O texto do acordo está em fase de revisão final e espera-se que o
ministro da Defesa do Brasil, Nelson Jobim, viaje a Washington para assinar o
documento juntamente com o secretário de Defesa estadunidense, Robert
Gates.
Ainda que ambos os países venham sustentando acordos
pontuais, no marco da guerra contra o
"narcoterrorismo", este será o primeiro acordo estratégico entre os dois
países na área de defesa desde 1977 – quando o Brasil cancelou unilateralmente
um acordo militar com os EUA que datava de
1952.
Os dois Estados mantinham acordos setoriais na área de
defesa, que incluía a venda de equipamentos e intercâmbios e participação em
exercícios regulares entre suas ForçasArmadas. O "mega" acordo que está para ser
assinado cria um instrumento de cooperação estratégica global, não somente no
marco da guerra contra o "narcoterrorismo", mas também nos planos mais amplos de
defesa
continental.
Os projetos de cooperação que serão implementados por
ambos os países, ainda não definidos, mas é sabido que eles envolverão o treinamento, equipamento e desenvolvimento
tecnológico e cooperação global (militar e policial) na área de defesa
continental.
Do ponto de vista estratégico, operacional, e por sua
magnitude e área de influência, o mega acordo de defesa traça as diretrizes de
um novo "Plano Colômbia" para o Cone
Sul.
No entanto, e para citar diferenças deste com o acordo
com a Colômbia, o acordo estratégico com o Brasil não inclui instalações
militares ou acesso especial a nenhuma das partes do território, nem qualquer
tipo de imunidade para as tropas – por enquanto.

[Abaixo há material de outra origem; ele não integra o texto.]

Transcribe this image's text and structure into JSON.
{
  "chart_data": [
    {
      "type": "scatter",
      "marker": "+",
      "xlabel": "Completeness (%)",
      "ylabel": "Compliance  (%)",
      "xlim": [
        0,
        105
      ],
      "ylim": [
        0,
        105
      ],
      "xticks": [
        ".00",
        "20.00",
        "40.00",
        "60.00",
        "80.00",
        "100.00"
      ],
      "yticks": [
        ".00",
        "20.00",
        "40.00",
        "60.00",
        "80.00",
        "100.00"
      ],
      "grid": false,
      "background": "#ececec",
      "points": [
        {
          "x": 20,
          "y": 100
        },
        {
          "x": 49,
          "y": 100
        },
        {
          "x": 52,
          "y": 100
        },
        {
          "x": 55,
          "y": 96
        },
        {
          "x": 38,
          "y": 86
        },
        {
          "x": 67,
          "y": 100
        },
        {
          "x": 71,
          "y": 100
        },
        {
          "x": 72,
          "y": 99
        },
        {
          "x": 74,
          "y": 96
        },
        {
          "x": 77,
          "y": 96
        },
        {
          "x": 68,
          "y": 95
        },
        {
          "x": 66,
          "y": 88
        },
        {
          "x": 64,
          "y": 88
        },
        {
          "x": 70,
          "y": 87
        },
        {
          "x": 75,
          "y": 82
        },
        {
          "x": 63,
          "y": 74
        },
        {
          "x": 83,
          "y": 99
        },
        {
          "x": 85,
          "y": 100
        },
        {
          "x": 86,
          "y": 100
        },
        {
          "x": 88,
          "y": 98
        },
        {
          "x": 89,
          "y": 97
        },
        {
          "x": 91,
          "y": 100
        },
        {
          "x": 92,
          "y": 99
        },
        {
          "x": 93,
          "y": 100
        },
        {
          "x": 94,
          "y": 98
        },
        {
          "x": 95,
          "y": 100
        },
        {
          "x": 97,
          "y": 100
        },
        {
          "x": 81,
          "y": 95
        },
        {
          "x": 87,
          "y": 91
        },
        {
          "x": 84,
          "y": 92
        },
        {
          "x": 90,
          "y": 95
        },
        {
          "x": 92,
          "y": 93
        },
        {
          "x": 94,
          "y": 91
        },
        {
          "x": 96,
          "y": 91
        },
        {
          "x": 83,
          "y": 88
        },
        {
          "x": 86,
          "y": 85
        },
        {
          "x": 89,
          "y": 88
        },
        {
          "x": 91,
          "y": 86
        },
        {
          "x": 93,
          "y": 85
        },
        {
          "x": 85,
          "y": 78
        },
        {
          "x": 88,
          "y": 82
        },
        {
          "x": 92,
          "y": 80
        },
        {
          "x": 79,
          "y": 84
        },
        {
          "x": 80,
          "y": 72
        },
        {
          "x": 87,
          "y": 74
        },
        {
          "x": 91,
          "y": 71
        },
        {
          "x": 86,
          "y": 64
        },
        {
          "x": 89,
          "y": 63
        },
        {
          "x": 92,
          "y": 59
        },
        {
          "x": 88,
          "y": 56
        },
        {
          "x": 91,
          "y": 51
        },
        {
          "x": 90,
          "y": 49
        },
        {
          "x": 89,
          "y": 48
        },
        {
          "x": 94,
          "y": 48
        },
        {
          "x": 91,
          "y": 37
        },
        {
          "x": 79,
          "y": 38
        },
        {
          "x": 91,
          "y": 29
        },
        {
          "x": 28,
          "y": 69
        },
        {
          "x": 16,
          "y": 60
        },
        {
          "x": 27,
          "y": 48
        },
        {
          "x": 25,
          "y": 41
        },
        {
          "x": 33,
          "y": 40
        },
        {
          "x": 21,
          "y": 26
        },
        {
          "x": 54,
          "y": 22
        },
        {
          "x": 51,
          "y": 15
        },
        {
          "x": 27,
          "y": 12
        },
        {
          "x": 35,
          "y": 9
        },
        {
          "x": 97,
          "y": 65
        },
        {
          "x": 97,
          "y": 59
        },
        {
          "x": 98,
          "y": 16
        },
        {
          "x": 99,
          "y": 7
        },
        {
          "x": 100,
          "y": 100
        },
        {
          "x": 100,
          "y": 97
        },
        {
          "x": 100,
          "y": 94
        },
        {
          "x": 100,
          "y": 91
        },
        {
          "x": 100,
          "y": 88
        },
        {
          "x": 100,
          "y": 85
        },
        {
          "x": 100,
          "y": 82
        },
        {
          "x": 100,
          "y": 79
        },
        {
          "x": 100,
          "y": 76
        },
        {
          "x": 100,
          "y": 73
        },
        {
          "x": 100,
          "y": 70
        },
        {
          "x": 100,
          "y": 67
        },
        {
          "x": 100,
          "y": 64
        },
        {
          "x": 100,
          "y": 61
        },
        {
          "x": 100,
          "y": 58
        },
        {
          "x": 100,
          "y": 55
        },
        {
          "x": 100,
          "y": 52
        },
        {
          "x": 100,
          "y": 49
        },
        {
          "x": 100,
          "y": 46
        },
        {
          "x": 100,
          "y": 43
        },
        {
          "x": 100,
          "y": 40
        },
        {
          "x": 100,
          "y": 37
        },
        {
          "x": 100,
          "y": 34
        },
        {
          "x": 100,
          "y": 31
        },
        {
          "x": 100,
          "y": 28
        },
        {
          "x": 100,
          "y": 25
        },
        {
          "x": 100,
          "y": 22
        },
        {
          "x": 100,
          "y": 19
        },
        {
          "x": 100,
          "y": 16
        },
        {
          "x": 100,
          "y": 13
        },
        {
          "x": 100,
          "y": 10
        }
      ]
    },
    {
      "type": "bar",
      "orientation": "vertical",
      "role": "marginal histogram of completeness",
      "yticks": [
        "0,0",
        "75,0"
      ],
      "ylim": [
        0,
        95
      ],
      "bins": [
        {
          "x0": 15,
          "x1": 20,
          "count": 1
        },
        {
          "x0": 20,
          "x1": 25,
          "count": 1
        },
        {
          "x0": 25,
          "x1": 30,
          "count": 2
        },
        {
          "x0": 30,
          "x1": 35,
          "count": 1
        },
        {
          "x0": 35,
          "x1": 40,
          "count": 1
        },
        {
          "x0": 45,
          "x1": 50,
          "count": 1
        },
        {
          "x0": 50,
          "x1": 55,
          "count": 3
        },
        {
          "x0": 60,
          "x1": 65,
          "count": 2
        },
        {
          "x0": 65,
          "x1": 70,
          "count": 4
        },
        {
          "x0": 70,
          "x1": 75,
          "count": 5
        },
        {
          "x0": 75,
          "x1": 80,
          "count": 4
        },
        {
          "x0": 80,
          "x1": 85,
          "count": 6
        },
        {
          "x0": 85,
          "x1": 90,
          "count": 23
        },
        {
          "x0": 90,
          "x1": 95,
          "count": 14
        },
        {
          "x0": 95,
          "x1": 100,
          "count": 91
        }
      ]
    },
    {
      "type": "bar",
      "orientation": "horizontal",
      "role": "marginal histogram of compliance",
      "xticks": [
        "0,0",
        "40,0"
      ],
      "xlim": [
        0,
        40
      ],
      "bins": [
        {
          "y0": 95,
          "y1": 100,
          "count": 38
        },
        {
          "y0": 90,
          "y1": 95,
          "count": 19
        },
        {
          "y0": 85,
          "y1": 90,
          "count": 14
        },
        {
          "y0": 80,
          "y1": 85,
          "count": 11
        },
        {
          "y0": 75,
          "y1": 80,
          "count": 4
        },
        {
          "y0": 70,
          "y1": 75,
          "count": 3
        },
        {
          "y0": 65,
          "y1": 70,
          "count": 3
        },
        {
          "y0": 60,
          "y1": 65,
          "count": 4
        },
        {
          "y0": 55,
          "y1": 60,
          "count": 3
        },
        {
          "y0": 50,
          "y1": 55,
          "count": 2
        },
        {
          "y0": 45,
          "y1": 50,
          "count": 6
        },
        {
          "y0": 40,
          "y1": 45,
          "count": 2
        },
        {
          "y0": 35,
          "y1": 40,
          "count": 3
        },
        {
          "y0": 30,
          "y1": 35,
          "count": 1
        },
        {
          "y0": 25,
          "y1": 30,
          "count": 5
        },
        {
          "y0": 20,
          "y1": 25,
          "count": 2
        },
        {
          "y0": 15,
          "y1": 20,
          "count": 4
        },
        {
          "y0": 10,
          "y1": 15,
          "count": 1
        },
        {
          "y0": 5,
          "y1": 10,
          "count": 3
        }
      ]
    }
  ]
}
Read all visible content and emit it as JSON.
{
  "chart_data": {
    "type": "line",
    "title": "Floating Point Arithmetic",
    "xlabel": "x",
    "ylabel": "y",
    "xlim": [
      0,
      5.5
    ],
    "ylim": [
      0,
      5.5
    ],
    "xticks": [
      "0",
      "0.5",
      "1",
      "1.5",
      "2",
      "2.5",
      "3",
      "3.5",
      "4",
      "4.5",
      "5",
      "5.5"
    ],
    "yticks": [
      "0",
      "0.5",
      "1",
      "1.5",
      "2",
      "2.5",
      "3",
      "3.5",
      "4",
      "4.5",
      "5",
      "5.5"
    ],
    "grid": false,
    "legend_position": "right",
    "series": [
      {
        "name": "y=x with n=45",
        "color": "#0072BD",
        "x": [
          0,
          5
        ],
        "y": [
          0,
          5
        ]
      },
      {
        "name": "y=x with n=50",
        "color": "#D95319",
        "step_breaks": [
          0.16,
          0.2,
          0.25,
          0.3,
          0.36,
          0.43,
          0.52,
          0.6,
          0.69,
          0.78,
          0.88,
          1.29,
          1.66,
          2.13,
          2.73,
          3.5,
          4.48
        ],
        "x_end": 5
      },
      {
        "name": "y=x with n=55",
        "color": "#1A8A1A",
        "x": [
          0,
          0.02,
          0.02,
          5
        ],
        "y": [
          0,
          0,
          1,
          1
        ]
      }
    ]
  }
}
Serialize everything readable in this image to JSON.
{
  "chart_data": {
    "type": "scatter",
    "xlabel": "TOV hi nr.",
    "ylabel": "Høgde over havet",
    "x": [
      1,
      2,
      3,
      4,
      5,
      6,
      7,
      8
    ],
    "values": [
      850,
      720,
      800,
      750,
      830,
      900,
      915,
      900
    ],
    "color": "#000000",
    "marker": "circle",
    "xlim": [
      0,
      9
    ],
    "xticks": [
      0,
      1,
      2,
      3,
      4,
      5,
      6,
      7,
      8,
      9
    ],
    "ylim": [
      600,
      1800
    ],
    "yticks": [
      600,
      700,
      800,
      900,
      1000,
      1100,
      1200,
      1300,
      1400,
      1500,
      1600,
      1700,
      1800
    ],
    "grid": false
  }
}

Mas, em sua essência, este é um acordo bilateral que
introduz – funcional e operacionalmente – as forças armadas brasileiras nas hipóteses de conflitos regionais desenhadas
pelo Pentágono e pela inteligência militar estadunidense, e que têm o
Comando Sul dos EUA como campo de estruturação e aplicação estratégica.
Segundo fontes diplomáticas citadas pela BBC, o acordo já estava sendo discutido
entre os dois países desde a administração republicana de George W. Bush. No
entanto, foi nos últimos meses, com Obama, que tomou forma e desenho
final.
A partir do ano 2000 o Pentágono começou a operar pelo
meio do Comando Sul e do novo sistema de
controle militar regional, através dos chamados pontos de operação avançada,
denominada Forward Operation Location
(FOL).
Esses pontos de operação militar, FOL, foram
concebidos como centros de "mobilidade estratégica" e "utilização de força
decisiva", nas guerras-relâmpago, com
bases e tropas aerotransportadas de rápida
mobilização.
Dessa maneira, na América Latina, a democracia de
mercado estadunidense convive com uma série de bases e com a Quarta Frota, cuja
missão é preservar a hegemonia militar
estadunidense na região e cercar as grandes fontes de energia, água potável
e biodiversidade, que no futuro poderão assegurar a sobrevivência do Império dos
EUA.
Neste cenário estratégico, o Comando Sul dos EUA
(USSOUTHCOM), o articulador operacional da estratégia militar, inclui na sua "área de responsabilidade" 32 nações: 19
na América Central e América do Sul e 13 no
Caribe.
Com o novo acordo estratégico, que será assinado na
próxima segunda-feira, o Brasil reafirma sua aliança com Washington aprofundando
seu papel ativo de Sub-império regional comprometido ativamente com as hipóteses
de controle militar da América Latina pelos EUA.
"Plano
Colômbia" do Cone Sul
Para a maioria dos especialistas, as operações
repressivas desencadeadas contra os “bandos narco” em São Paulo representam o
primeiro módulo experimental de "guerra
contraterrorista" urbana no Cone Sul.
Na realidade - assinalam - e utilizando como pretexto
a "guerra contra o narcotráfico", o exército brasileiro executa um exercício de
controle de conflitos sociais que
está contemplado no plano de "guerra contraterrorista global" no Cone Sul.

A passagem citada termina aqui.